Got my knickers in a right old twist yesterday when Amy was brought home from school early; a precautionary measure 'just in case' the snow fell and it became treacherous. It didn't fall, yet Amy was still brought home early. She missed another half day of school. I moaned, complained to school and said it was pathetic, ridiculous, simply not on.
Over night, the snow has fallen and we are now covered in the horrid white stuff. Yet Amy has been collected and taken to school in far worse road conditions than yesterday afternoon's. I don't get it.
Part of the reason I got my knickers in a twist was because I have a ton of work to do on the book, could really have done with a trip to the supermarket (I've got no cat food) and had a million phone calls to make, mainly regarding the cottages. So I worked on the book though couldn't do as much as I'd have liked, decided to leave the less important phone calls, and still haven't got any cat food. (Don't worry, there is a bit left and I shall be popping to the store today to stock up.) The other part of the reason why I got my knickers in a twist was because Amy has only done one and a half days at school since going back last week. She desperately needs to get into a routine; the school routine of structure, discipline and learning. We know schools close and the country grinds to a halt when it snows because a) the UK are simply never prepared, b) health and safety regulations have got to a point where we're frightened of speaking to one another, and c) it's all too easy to sue individuals and organisations these days - a slip on the driveway means a cheque for six grand and six months off school. Oh yes, we, the general public, know which buttons to press.

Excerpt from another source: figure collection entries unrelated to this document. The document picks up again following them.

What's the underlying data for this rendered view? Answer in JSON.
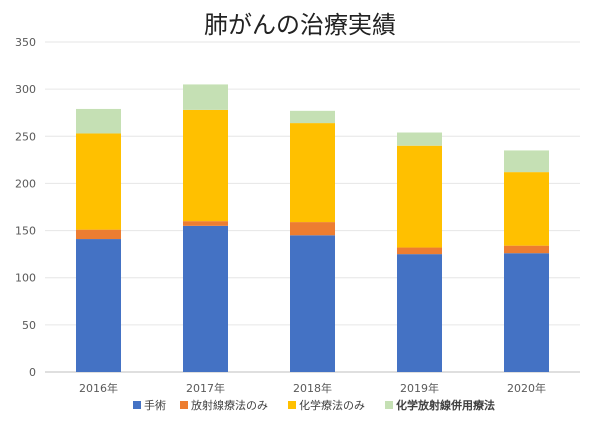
{
  "chart_data": {
    "type": "bar",
    "stacked": true,
    "title": "肺がんの治療実績",
    "xlabel": "",
    "ylabel": "",
    "ylim": [
      0,
      350
    ],
    "yticks": [
      0,
      50,
      100,
      150,
      200,
      250,
      300,
      350
    ],
    "grid": true,
    "legend_position": "bottom",
    "categories": [
      "2016年",
      "2017年",
      "2018年",
      "2019年",
      "2020年"
    ],
    "series": [
      {
        "name": "手術",
        "color": "#4472C4",
        "values": [
          141,
          155,
          145,
          125,
          126
        ]
      },
      {
        "name": "放射線療法のみ",
        "color": "#ED7D31",
        "values": [
          10,
          5,
          14,
          7,
          8
        ]
      },
      {
        "name": "化学療法のみ",
        "color": "#FFC000",
        "values": [
          102,
          118,
          105,
          108,
          78
        ]
      },
      {
        "name": "化学放射線併用療法",
        "color": "#C5E0B4",
        "values": [
          26,
          27,
          13,
          14,
          23
        ]
      }
    ]
  }
}
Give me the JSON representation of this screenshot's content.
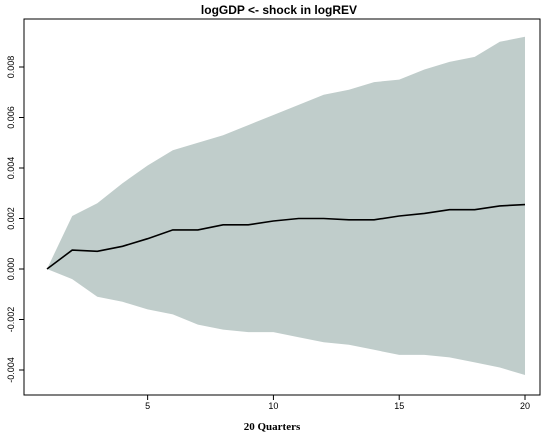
{
  "chart_data": {
    "type": "line",
    "title": "logGDP <- shock in logREV",
    "xlabel": "20 Quarters",
    "ylabel": "",
    "xlim": [
      1,
      20
    ],
    "ylim": [
      -0.0042,
      0.0092
    ],
    "x_ticks": [
      5,
      10,
      15,
      20
    ],
    "x_tick_labels": [
      "5",
      "10",
      "15",
      "20"
    ],
    "y_ticks": [
      -0.004,
      -0.002,
      0.0,
      0.002,
      0.004,
      0.006,
      0.008
    ],
    "y_tick_labels": [
      "-0.004",
      "-0.002",
      "0.000",
      "0.002",
      "0.004",
      "0.006",
      "0.008"
    ],
    "grid": false,
    "x": [
      1,
      2,
      3,
      4,
      5,
      6,
      7,
      8,
      9,
      10,
      11,
      12,
      13,
      14,
      15,
      16,
      17,
      18,
      19,
      20
    ],
    "series": [
      {
        "role": "response",
        "values": [
          0.0,
          0.00075,
          0.0007,
          0.0009,
          0.0012,
          0.00155,
          0.00155,
          0.00175,
          0.00175,
          0.0019,
          0.002,
          0.002,
          0.00195,
          0.00195,
          0.0021,
          0.0022,
          0.00235,
          0.00235,
          0.0025,
          0.00255
        ]
      },
      {
        "role": "upper_band",
        "values": [
          0.0,
          0.0021,
          0.0026,
          0.0034,
          0.0041,
          0.0047,
          0.005,
          0.0053,
          0.0057,
          0.0061,
          0.0065,
          0.0069,
          0.0071,
          0.0074,
          0.0075,
          0.0079,
          0.0082,
          0.0084,
          0.009,
          0.0092
        ]
      },
      {
        "role": "lower_band",
        "values": [
          0.0,
          -0.0004,
          -0.0011,
          -0.0013,
          -0.0016,
          -0.0018,
          -0.0022,
          -0.0024,
          -0.0025,
          -0.0025,
          -0.0027,
          -0.0029,
          -0.003,
          -0.0032,
          -0.0034,
          -0.0034,
          -0.0035,
          -0.0037,
          -0.0039,
          -0.0042
        ]
      }
    ],
    "colors": {
      "band": "#c0cdcb",
      "line": "#000000",
      "frame": "#000000"
    }
  }
}
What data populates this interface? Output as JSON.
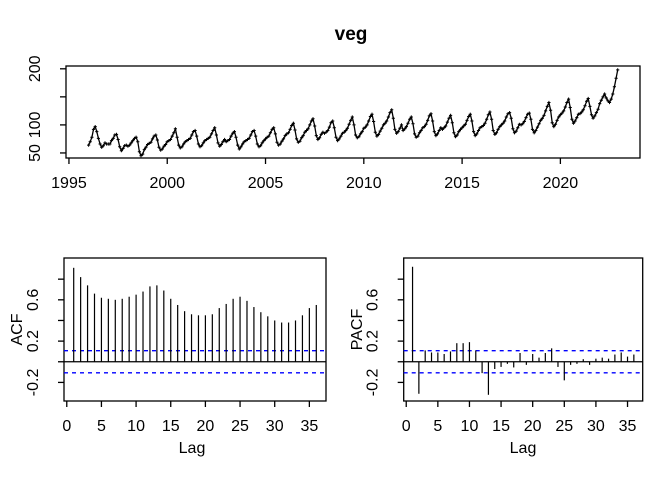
{
  "window": {
    "background": "#ffffff",
    "foreground": "#000000"
  },
  "chart_data": [
    {
      "type": "line",
      "title": "veg",
      "xlabel": "",
      "ylabel": "",
      "x_start_year": 1996,
      "frequency_per_year": 12,
      "xlim": [
        1994.85,
        2024.05
      ],
      "ylim": [
        41,
        205
      ],
      "grid": false,
      "line_color": "#000000",
      "marker": "plus",
      "xticks": [
        {
          "v": 1995,
          "label": "1995"
        },
        {
          "v": 2000,
          "label": "2000"
        },
        {
          "v": 2005,
          "label": "2005"
        },
        {
          "v": 2010,
          "label": "2010"
        },
        {
          "v": 2015,
          "label": "2015"
        },
        {
          "v": 2020,
          "label": "2020"
        }
      ],
      "yticks": [
        {
          "v": 50,
          "label": "50"
        },
        {
          "v": 100,
          "label": "100"
        },
        {
          "v": 150,
          "label": ""
        },
        {
          "v": 200,
          "label": "200"
        }
      ],
      "values": [
        64,
        70,
        78,
        92,
        97,
        88,
        76,
        66,
        60,
        63,
        68,
        66,
        66,
        66,
        72,
        76,
        82,
        83,
        74,
        61,
        54,
        58,
        63,
        64,
        62,
        64,
        68,
        72,
        76,
        78,
        70,
        52,
        45,
        48,
        56,
        60,
        65,
        67,
        69,
        75,
        80,
        82,
        73,
        60,
        55,
        57,
        62,
        65,
        70,
        72,
        74,
        80,
        86,
        93,
        78,
        64,
        59,
        61,
        66,
        70,
        72,
        74,
        76,
        82,
        88,
        90,
        80,
        66,
        61,
        63,
        68,
        72,
        74,
        76,
        78,
        84,
        90,
        95,
        82,
        68,
        62,
        65,
        70,
        74,
        70,
        72,
        74,
        80,
        85,
        88,
        78,
        64,
        57,
        61,
        66,
        70,
        72,
        74,
        76,
        82,
        88,
        90,
        80,
        66,
        61,
        63,
        68,
        72,
        75,
        78,
        80,
        86,
        92,
        95,
        84,
        69,
        64,
        66,
        71,
        75,
        81,
        84,
        86,
        92,
        99,
        103,
        91,
        75,
        69,
        71,
        77,
        81,
        87,
        90,
        93,
        100,
        107,
        111,
        98,
        81,
        74,
        77,
        83,
        87,
        85,
        87,
        90,
        96,
        104,
        107,
        95,
        78,
        72,
        75,
        80,
        85,
        87,
        90,
        94,
        101,
        108,
        114,
        100,
        82,
        77,
        79,
        84,
        88,
        94,
        96,
        100,
        107,
        115,
        119,
        106,
        87,
        80,
        83,
        89,
        94,
        100,
        103,
        107,
        114,
        122,
        127,
        112,
        92,
        85,
        88,
        94,
        100,
        90,
        93,
        97,
        103,
        110,
        114,
        102,
        84,
        78,
        80,
        86,
        90,
        95,
        97,
        101,
        108,
        116,
        120,
        107,
        88,
        81,
        84,
        90,
        95,
        92,
        95,
        98,
        105,
        112,
        117,
        104,
        86,
        79,
        82,
        88,
        92,
        95,
        98,
        101,
        108,
        115,
        119,
        107,
        88,
        81,
        84,
        90,
        95,
        97,
        99,
        103,
        110,
        118,
        123,
        110,
        90,
        83,
        86,
        92,
        97,
        100,
        103,
        107,
        114,
        120,
        122,
        112,
        93,
        86,
        89,
        95,
        101,
        100,
        102,
        106,
        113,
        119,
        121,
        110,
        92,
        86,
        90,
        96,
        102,
        108,
        112,
        117,
        125,
        133,
        140,
        126,
        104,
        97,
        101,
        108,
        114,
        118,
        121,
        125,
        132,
        140,
        146,
        131,
        110,
        103,
        107,
        113,
        119,
        120,
        123,
        127,
        134,
        142,
        147,
        133,
        118,
        112,
        116,
        122,
        128,
        138,
        144,
        150,
        155,
        148,
        143,
        140,
        146,
        155,
        168,
        183,
        198
      ]
    },
    {
      "type": "bar",
      "title": "",
      "xlabel": "Lag",
      "ylabel": "ACF",
      "xlim": [
        -0.4,
        37.4
      ],
      "ylim": [
        -0.38,
        1.005
      ],
      "ci": 0.107,
      "ci_color": "#0000ff",
      "bar_color": "#000000",
      "xticks": [
        {
          "v": 0,
          "label": "0"
        },
        {
          "v": 5,
          "label": "5"
        },
        {
          "v": 10,
          "label": "10"
        },
        {
          "v": 15,
          "label": "15"
        },
        {
          "v": 20,
          "label": "20"
        },
        {
          "v": 25,
          "label": "25"
        },
        {
          "v": 30,
          "label": "30"
        },
        {
          "v": 35,
          "label": "35"
        }
      ],
      "yticks": [
        {
          "v": -0.2,
          "label": "-0.2"
        },
        {
          "v": 0.0,
          "label": ""
        },
        {
          "v": 0.2,
          "label": "0.2"
        },
        {
          "v": 0.4,
          "label": ""
        },
        {
          "v": 0.6,
          "label": "0.6"
        },
        {
          "v": 0.8,
          "label": ""
        }
      ],
      "lag_start": 1,
      "values": [
        0.91,
        0.82,
        0.74,
        0.66,
        0.62,
        0.61,
        0.6,
        0.61,
        0.63,
        0.65,
        0.68,
        0.73,
        0.74,
        0.69,
        0.61,
        0.55,
        0.49,
        0.46,
        0.45,
        0.45,
        0.46,
        0.52,
        0.56,
        0.61,
        0.63,
        0.59,
        0.53,
        0.48,
        0.44,
        0.4,
        0.38,
        0.38,
        0.4,
        0.45,
        0.52,
        0.55
      ]
    },
    {
      "type": "bar",
      "title": "",
      "xlabel": "Lag",
      "ylabel": "PACF",
      "xlim": [
        -0.4,
        37.4
      ],
      "ylim": [
        -0.38,
        1.005
      ],
      "ci": 0.107,
      "ci_color": "#0000ff",
      "bar_color": "#000000",
      "xticks": [
        {
          "v": 0,
          "label": "0"
        },
        {
          "v": 5,
          "label": "5"
        },
        {
          "v": 10,
          "label": "10"
        },
        {
          "v": 15,
          "label": "15"
        },
        {
          "v": 20,
          "label": "20"
        },
        {
          "v": 25,
          "label": "25"
        },
        {
          "v": 30,
          "label": "30"
        },
        {
          "v": 35,
          "label": "35"
        }
      ],
      "yticks": [
        {
          "v": -0.2,
          "label": "-0.2"
        },
        {
          "v": 0.0,
          "label": ""
        },
        {
          "v": 0.2,
          "label": "0.2"
        },
        {
          "v": 0.4,
          "label": ""
        },
        {
          "v": 0.6,
          "label": "0.6"
        },
        {
          "v": 0.8,
          "label": ""
        }
      ],
      "lag_start": 1,
      "values": [
        0.92,
        -0.31,
        0.11,
        0.09,
        0.09,
        0.075,
        0.1,
        0.18,
        0.18,
        0.19,
        0.11,
        -0.11,
        -0.32,
        -0.07,
        -0.05,
        -0.02,
        -0.055,
        0.085,
        -0.03,
        0.075,
        0.04,
        0.085,
        0.13,
        -0.05,
        -0.18,
        -0.03,
        -0.02,
        0.025,
        -0.03,
        0.03,
        0.04,
        0.03,
        0.07,
        0.09,
        0.05,
        0.07
      ]
    }
  ]
}
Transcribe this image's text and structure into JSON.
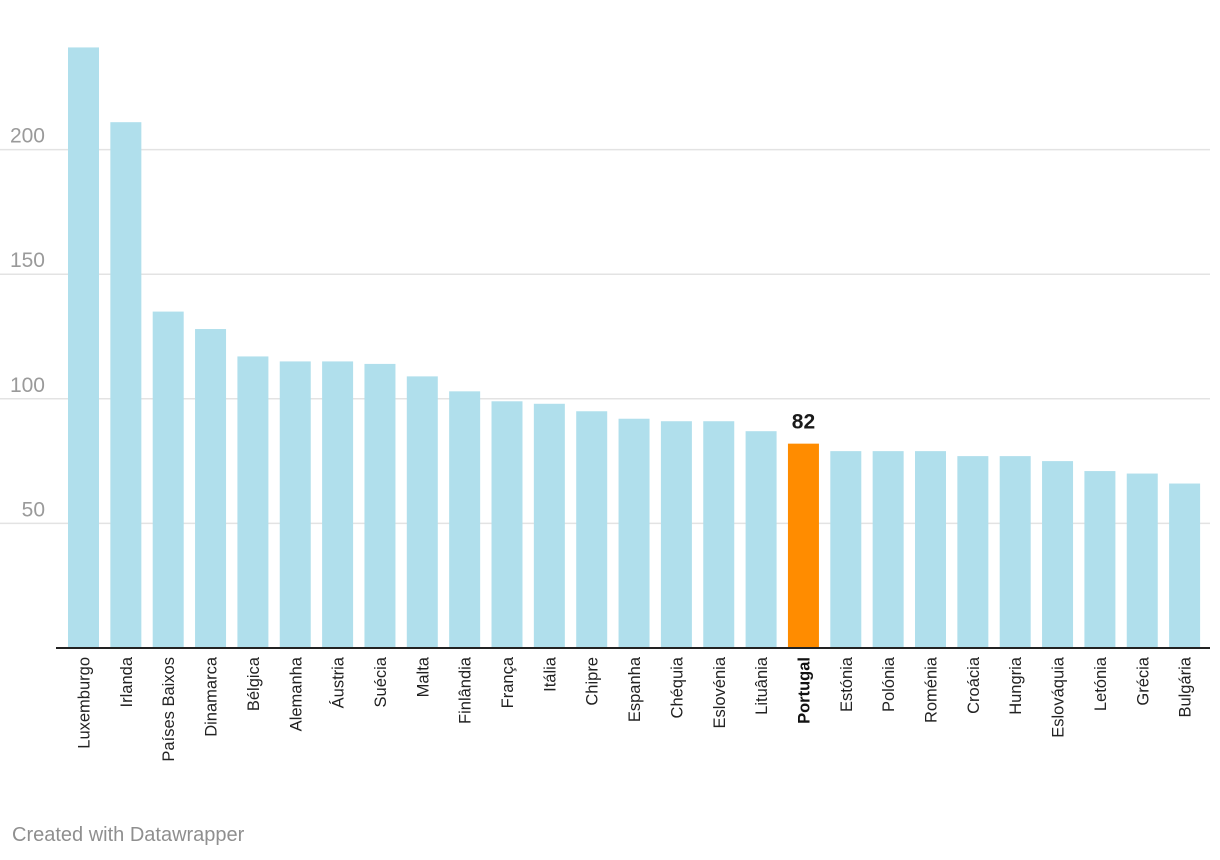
{
  "chart_data": {
    "type": "bar",
    "categories": [
      "Luxemburgo",
      "Irlanda",
      "Países Baixos",
      "Dinamarca",
      "Bélgica",
      "Alemanha",
      "Áustria",
      "Suécia",
      "Malta",
      "Finlândia",
      "França",
      "Itália",
      "Chipre",
      "Espanha",
      "Chéquia",
      "Eslovénia",
      "Lituânia",
      "Portugal",
      "Estónia",
      "Polónia",
      "Roménia",
      "Croácia",
      "Hungria",
      "Eslováquia",
      "Letónia",
      "Grécia",
      "Bulgária"
    ],
    "values": [
      241,
      211,
      135,
      128,
      117,
      115,
      115,
      114,
      109,
      103,
      99,
      98,
      95,
      92,
      91,
      91,
      87,
      82,
      79,
      79,
      79,
      77,
      77,
      75,
      71,
      70,
      66
    ],
    "highlight": "Portugal",
    "highlight_label": "82",
    "y_ticks": [
      "50",
      "100",
      "150",
      "200"
    ],
    "ylim": [
      0,
      250
    ],
    "colors": {
      "bar": "#b0dfec",
      "highlight": "#ff8c00",
      "grid": "#e3e3e3",
      "axis": "#222222"
    },
    "grid": true,
    "title": "",
    "xlabel": "",
    "ylabel": ""
  },
  "footer": {
    "credit": "Created with Datawrapper"
  }
}
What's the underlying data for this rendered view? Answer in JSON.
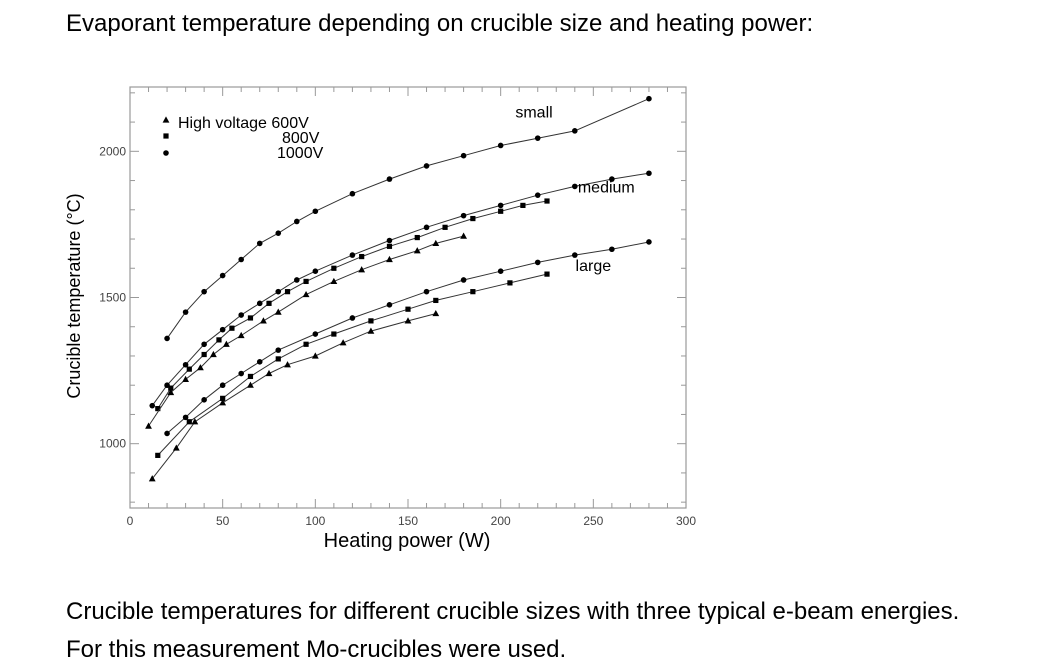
{
  "heading": "Evaporant temperature depending on crucible size and heating power:",
  "caption_line1": "Crucible temperatures for different crucible sizes with three typical e-beam energies.",
  "caption_line2": "For this measurement Mo-crucibles were used.",
  "chart_data": {
    "type": "line",
    "xlabel": "Heating power (W)",
    "ylabel": "Crucible temperature (°C)",
    "xlim": [
      0,
      300
    ],
    "ylim": [
      780,
      2220
    ],
    "x_ticks": [
      "0",
      "50",
      "100",
      "150",
      "200",
      "250",
      "300"
    ],
    "y_ticks": [
      "1000",
      "1500",
      "2000"
    ],
    "legend": {
      "title": "High voltage",
      "placement": "top-left",
      "entries": [
        {
          "label": "600V",
          "marker": "triangle"
        },
        {
          "label": "800V",
          "marker": "square"
        },
        {
          "label": "1000V",
          "marker": "circle"
        }
      ]
    },
    "annotations": [
      {
        "text": "small",
        "x": 218,
        "y": 2115
      },
      {
        "text": "medium",
        "x": 257,
        "y": 1860
      },
      {
        "text": "large",
        "x": 250,
        "y": 1590
      }
    ],
    "series": [
      {
        "group": "small",
        "marker": "circle",
        "x": [
          20,
          30,
          40,
          50,
          60,
          70,
          80,
          90,
          100,
          120,
          140,
          160,
          180,
          200,
          220,
          240,
          280
        ],
        "y": [
          1360,
          1450,
          1520,
          1575,
          1630,
          1685,
          1720,
          1760,
          1795,
          1855,
          1905,
          1950,
          1985,
          2020,
          2045,
          2070,
          2180
        ]
      },
      {
        "group": "medium",
        "marker": "circle",
        "x": [
          12,
          20,
          30,
          40,
          50,
          60,
          70,
          80,
          90,
          100,
          120,
          140,
          160,
          180,
          200,
          220,
          240,
          260,
          280
        ],
        "y": [
          1130,
          1200,
          1270,
          1340,
          1390,
          1440,
          1480,
          1520,
          1560,
          1590,
          1645,
          1695,
          1740,
          1780,
          1815,
          1850,
          1880,
          1905,
          1925
        ]
      },
      {
        "group": "medium",
        "marker": "square",
        "x": [
          15,
          22,
          32,
          40,
          48,
          55,
          65,
          75,
          85,
          95,
          110,
          125,
          140,
          155,
          170,
          185,
          200,
          212,
          225
        ],
        "y": [
          1120,
          1190,
          1255,
          1305,
          1355,
          1395,
          1430,
          1480,
          1520,
          1555,
          1600,
          1640,
          1675,
          1705,
          1740,
          1770,
          1795,
          1815,
          1830
        ]
      },
      {
        "group": "medium",
        "marker": "triangle",
        "x": [
          10,
          22,
          30,
          38,
          45,
          52,
          60,
          72,
          80,
          95,
          110,
          125,
          140,
          155,
          165,
          180
        ],
        "y": [
          1060,
          1175,
          1220,
          1260,
          1305,
          1340,
          1370,
          1420,
          1450,
          1510,
          1555,
          1595,
          1630,
          1660,
          1685,
          1710
        ]
      },
      {
        "group": "large",
        "marker": "circle",
        "x": [
          20,
          30,
          40,
          50,
          60,
          70,
          80,
          100,
          120,
          140,
          160,
          180,
          200,
          220,
          240,
          260,
          280
        ],
        "y": [
          1035,
          1090,
          1150,
          1200,
          1240,
          1280,
          1320,
          1375,
          1430,
          1475,
          1520,
          1560,
          1590,
          1620,
          1645,
          1665,
          1690
        ]
      },
      {
        "group": "large",
        "marker": "square",
        "x": [
          15,
          32,
          50,
          65,
          80,
          95,
          110,
          130,
          150,
          165,
          185,
          205,
          225
        ],
        "y": [
          960,
          1075,
          1155,
          1230,
          1290,
          1340,
          1375,
          1420,
          1460,
          1490,
          1520,
          1550,
          1580
        ]
      },
      {
        "group": "large",
        "marker": "triangle",
        "x": [
          12,
          25,
          35,
          50,
          65,
          75,
          85,
          100,
          115,
          130,
          150,
          165
        ],
        "y": [
          880,
          985,
          1075,
          1140,
          1200,
          1240,
          1270,
          1300,
          1345,
          1385,
          1420,
          1445
        ]
      }
    ]
  }
}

Let's not get carried away though, schools aren't child minding services and don't need to open their doors if they are genuinely concerned for the welfare of your child. Therefore, it is the parents' responsibility to either look after their child or find someone else to. But so many parents work from home nowadays. 'Work' is the operative word here. That means they have a job to do. They 'work'. Perhaps I'm in that fortunate position of being a 'work at home mum', but what would happen if I went out to work? When schools close and transport won't trans-port, are parents who go out to work expected to take a day off, or leave early? I have no family up here apart from my sister who is a school teacher and really, I don't have anyone I could call upon to look after Amy. Therefore, when school decide to close or the transport service decides the light dusting of snow might become a little less light, I have to down tools and say 'bugger work.' It's a damn good job I work to my own deadline because I'm really not sure how people stay employed when it's all too easy to finish early or have a day off because of a 'just in case'.